Since the runtime does not stop the run, applications that want behavior have two places to hook in:

In-process, via a notifier. The notifier receives the same callbacks synchronously. A custom notifier that raises on budget.exceeded would kill the run with an error (because notifier exceptions are caught, but the app can also set a flag and call agent.cancel_run(run_id) from outside the callback).

class StopOnBudget:
    def __init__(self, agent):
        self.agent = agent
 
    async def on_governance_event(self, event_type, iteration, data, correlation_id=None):
        if event_type == "budget.exceeded":
            await self.agent.cancel_run(data.get("run_id"))
 
    # other callbacks are no-ops
    async def on_message_appended(self, *a, **k): pass
    async def on_llm_call_completed(self, *a, **k): pass
    async def on_tool_completed(self, *a, **k): pass

Out-of-process, via the read router or SSE. The events also land on run_events (because recorder always writes), so an external service streaming the run can watch for budget.threshold / budget.exceeded and take action there. The same agent.cancel_run(run_id) call works from any process with a DB handle.

Both paths use the same signal. The budget itself stays pure.

Why advisory, not preemptive

A budget that kills the run the instant usage crosses max_tokens looks appealing in isolation. In a real system, it creates three problems.

  1. Preemption leaks cost. By the time the runtime sees a usage number, the provider has already charged for that call. Killing the run does not refund anything; it just loses the response text in addition to the spend.
  2. Preemption breaks atomic units. An LLM call that emits a tool call expects the tool to execute. A tool that commits side effects expects the model to see the result. Pulling the plug mid-atom leaves the DB, tool state, and LLM history in partial-and-inconsistent shape. The event log makes that visible; the alternative (aborting) makes it worse.
  3. Different apps want different policies. A batch job might want "keep going regardless, I just want the spend recorded." A user-facing session might want "abort if we go past the user's quota." A multi-tenant service might want "throttle this tenant for the next hour." A preemptive budget forces one policy on all of them; an advisory budget + event stream lets each app choose.

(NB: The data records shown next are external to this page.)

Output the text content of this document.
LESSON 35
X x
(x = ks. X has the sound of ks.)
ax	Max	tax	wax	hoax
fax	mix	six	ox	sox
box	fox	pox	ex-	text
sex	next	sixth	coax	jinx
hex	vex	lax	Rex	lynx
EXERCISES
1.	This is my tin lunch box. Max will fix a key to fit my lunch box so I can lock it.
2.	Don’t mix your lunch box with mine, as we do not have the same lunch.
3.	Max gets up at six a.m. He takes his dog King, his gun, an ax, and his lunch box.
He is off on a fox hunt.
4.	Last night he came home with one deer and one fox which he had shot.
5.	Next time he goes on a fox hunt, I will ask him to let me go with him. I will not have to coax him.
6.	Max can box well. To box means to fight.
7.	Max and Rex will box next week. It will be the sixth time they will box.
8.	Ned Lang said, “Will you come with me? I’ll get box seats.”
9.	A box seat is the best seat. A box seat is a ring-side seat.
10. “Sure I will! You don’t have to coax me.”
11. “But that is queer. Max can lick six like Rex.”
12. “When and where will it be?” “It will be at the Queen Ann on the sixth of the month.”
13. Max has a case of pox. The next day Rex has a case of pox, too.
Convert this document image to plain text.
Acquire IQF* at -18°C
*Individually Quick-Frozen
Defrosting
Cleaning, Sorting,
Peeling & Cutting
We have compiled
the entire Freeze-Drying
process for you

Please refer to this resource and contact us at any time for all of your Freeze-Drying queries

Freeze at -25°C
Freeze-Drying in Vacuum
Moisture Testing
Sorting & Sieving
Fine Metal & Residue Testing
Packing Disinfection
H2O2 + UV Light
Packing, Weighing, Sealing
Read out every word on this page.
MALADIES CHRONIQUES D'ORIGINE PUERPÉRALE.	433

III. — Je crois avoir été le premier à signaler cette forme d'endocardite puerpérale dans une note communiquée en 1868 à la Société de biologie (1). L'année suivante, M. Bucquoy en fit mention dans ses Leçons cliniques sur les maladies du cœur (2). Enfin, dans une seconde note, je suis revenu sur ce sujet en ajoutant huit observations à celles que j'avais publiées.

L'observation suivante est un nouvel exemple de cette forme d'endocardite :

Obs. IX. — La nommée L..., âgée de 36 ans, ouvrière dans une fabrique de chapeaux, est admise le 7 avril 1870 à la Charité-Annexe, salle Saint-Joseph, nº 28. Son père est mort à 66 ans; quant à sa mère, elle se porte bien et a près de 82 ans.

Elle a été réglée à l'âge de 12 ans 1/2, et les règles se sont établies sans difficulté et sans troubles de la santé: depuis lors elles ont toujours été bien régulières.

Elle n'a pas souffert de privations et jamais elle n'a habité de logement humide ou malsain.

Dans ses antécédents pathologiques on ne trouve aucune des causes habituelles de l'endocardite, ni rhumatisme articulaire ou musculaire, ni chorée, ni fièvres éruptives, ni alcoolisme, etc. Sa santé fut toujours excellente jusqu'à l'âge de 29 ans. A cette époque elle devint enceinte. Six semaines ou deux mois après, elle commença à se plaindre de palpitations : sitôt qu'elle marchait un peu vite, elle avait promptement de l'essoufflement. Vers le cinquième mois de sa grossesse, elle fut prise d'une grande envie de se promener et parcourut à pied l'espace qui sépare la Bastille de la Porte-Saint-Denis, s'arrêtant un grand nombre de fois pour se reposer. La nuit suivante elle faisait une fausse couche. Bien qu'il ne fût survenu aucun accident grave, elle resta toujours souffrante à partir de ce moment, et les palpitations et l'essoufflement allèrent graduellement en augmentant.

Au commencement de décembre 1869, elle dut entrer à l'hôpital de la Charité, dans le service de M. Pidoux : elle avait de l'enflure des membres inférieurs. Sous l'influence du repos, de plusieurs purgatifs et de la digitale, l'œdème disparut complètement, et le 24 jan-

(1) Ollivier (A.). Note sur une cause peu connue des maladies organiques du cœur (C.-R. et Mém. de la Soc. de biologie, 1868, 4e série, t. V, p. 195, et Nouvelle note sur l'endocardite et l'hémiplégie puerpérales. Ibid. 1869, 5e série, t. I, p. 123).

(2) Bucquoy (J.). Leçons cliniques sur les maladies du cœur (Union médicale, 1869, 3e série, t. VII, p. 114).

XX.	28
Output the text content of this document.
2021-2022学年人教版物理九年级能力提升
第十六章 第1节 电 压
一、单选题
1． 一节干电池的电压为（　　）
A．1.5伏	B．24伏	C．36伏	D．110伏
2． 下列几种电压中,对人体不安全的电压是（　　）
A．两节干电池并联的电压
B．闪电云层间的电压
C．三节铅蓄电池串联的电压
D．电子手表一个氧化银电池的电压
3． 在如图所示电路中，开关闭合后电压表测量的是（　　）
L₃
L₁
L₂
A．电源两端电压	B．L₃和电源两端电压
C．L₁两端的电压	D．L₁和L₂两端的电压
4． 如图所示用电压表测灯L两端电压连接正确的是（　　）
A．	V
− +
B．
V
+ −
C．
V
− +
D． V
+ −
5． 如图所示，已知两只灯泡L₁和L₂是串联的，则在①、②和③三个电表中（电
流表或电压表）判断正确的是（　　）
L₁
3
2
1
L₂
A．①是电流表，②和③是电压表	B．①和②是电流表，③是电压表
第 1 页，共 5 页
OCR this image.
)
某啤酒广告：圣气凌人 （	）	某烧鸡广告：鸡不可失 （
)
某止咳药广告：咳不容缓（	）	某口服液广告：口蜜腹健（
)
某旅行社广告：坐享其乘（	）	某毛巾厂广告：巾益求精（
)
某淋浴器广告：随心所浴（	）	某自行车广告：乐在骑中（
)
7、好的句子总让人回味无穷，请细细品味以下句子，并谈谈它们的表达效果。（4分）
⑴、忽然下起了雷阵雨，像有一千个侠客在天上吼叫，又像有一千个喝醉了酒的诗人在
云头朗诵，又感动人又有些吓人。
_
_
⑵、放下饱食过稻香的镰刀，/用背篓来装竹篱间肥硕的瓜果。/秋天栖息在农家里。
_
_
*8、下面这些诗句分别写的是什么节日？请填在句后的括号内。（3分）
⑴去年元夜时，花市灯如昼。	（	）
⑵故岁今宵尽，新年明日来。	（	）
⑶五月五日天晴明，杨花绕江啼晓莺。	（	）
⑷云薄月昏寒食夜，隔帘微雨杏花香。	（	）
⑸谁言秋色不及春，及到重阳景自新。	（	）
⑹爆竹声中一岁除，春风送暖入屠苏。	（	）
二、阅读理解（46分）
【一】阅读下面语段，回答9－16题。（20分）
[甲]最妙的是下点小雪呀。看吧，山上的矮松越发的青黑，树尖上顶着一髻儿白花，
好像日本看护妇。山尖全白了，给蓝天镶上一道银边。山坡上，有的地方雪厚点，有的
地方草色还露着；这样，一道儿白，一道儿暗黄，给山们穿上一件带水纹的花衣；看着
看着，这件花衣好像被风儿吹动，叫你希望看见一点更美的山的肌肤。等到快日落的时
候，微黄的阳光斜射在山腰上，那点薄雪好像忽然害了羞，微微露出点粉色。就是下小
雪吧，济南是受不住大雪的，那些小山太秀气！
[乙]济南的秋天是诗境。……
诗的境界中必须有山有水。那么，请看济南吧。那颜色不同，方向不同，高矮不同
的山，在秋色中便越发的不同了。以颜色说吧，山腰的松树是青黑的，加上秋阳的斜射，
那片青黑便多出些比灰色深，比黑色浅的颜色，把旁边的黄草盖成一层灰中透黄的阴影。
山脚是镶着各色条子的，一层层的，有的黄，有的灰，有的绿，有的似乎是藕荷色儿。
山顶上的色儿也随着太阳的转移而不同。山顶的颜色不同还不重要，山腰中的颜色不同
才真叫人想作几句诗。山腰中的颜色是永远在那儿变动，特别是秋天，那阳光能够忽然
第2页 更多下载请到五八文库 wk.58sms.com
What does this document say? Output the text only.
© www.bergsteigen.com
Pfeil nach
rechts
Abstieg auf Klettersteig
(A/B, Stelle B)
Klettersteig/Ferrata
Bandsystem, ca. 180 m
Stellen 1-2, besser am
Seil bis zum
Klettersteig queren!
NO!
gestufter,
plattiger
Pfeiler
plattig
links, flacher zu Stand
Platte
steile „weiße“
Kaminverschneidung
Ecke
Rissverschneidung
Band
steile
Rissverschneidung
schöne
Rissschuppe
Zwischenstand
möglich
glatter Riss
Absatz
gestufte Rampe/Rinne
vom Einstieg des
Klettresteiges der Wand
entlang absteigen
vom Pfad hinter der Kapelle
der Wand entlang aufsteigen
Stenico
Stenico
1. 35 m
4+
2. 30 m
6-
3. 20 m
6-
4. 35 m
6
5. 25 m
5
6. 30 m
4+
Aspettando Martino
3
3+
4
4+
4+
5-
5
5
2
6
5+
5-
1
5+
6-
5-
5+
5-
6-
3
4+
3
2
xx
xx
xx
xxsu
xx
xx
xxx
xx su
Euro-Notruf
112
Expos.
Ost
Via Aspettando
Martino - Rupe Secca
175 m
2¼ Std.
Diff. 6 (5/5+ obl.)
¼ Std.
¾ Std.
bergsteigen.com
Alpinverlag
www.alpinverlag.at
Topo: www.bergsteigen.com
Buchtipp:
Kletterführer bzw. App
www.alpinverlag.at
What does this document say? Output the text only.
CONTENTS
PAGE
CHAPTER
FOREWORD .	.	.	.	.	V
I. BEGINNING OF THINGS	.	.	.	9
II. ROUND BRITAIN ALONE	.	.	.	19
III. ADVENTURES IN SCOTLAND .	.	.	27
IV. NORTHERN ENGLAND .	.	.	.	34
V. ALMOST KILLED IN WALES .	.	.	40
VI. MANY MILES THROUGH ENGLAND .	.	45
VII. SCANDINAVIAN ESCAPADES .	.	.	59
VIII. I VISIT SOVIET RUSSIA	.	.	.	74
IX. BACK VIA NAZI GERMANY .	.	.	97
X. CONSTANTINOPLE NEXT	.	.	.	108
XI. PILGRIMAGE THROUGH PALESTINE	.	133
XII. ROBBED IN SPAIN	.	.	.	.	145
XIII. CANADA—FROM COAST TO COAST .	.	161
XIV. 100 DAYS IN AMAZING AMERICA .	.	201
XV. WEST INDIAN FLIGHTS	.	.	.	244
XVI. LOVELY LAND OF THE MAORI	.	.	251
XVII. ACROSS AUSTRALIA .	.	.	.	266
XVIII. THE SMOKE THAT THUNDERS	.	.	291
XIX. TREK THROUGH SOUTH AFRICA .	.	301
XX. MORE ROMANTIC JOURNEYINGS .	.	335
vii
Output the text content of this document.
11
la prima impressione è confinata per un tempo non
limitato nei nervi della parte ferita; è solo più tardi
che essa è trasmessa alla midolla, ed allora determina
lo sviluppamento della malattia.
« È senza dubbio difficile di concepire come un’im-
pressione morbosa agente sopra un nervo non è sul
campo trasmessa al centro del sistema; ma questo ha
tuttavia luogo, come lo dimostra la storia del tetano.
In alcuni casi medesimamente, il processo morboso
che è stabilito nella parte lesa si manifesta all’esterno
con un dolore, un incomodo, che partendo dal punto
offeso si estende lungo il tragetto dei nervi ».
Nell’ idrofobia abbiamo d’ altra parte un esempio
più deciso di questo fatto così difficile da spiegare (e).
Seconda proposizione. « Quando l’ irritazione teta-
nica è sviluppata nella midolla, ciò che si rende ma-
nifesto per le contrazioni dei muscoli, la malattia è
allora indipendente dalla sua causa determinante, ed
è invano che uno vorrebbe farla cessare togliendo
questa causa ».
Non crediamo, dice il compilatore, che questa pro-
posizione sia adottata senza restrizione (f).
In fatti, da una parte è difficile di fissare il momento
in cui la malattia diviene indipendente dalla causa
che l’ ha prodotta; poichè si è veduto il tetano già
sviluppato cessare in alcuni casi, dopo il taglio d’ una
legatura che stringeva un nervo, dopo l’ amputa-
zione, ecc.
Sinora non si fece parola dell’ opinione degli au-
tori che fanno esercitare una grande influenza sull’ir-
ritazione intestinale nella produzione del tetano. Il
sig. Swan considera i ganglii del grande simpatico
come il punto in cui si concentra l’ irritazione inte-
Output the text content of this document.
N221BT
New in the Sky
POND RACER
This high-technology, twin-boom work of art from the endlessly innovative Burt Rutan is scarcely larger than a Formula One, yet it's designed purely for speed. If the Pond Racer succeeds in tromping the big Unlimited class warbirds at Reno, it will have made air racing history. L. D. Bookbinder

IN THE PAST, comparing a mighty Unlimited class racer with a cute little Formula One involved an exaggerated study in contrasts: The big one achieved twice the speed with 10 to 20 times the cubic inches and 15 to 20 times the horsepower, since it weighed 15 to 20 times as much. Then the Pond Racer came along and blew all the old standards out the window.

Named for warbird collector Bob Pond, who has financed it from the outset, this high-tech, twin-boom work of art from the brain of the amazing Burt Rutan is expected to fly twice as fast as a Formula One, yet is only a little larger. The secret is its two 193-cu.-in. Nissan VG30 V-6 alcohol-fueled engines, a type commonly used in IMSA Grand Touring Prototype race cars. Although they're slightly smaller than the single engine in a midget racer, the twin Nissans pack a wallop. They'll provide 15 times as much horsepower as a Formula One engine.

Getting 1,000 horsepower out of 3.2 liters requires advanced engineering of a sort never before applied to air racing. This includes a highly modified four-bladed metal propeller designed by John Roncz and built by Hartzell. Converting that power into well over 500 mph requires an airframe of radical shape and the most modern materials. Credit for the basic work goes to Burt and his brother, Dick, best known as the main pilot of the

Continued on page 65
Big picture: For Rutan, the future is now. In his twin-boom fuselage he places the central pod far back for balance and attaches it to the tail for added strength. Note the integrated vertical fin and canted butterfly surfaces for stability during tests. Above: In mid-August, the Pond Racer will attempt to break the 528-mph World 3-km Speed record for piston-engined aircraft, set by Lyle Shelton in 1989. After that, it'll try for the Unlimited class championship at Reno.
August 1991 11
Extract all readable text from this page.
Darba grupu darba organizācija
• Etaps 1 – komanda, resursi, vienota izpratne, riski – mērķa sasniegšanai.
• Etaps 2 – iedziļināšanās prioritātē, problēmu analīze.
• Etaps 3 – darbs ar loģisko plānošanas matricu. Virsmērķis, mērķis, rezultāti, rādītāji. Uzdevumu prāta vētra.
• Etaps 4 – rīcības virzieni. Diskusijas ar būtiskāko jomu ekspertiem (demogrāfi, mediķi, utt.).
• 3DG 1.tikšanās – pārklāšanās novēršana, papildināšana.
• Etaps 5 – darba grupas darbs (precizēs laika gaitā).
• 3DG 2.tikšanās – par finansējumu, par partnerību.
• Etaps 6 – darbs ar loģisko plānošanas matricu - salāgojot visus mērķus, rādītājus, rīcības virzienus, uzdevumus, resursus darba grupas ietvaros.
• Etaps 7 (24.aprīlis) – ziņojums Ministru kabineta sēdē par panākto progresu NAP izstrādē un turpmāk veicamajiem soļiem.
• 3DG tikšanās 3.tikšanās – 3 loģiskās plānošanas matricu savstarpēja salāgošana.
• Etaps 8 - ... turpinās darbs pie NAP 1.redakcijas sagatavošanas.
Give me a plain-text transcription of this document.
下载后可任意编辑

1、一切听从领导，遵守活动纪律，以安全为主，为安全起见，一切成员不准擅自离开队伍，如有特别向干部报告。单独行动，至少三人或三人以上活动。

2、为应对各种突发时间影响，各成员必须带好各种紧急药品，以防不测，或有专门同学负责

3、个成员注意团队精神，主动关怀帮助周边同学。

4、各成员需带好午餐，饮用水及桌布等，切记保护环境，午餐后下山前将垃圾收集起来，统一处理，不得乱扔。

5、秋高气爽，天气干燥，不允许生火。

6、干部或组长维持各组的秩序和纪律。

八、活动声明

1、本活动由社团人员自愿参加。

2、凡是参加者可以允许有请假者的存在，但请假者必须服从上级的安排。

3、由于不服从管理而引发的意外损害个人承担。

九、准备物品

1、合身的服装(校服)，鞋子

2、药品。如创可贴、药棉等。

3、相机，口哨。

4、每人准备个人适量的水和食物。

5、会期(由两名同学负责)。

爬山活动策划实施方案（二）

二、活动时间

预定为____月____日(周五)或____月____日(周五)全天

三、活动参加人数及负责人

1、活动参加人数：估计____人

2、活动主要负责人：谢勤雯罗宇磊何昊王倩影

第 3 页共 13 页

Advisory is the general case. The hard-stop case is a thin layer on top: watch for budget.exceeded in your notifier, call cancel_run, done. Going the other direction (turning a preemptive mechanism into an advisory one) is much harder.

Where this fits

  • Declared on Agent(budget=Budget(max_tokens=N, warn_at=(...))).
  • Checked in dendrux.loops.react._check_budget after every LLM call.
  • Emits budget.threshold (once per fraction) and budget.exceeded (once) on run_events.
  • Integrates with notifier for live reaction, and recorder for durable audit.
  • Does not currently interact with cancellation; apps that want hard-stop behavior wire it through agent.cancel_run(run_id) in response to the event.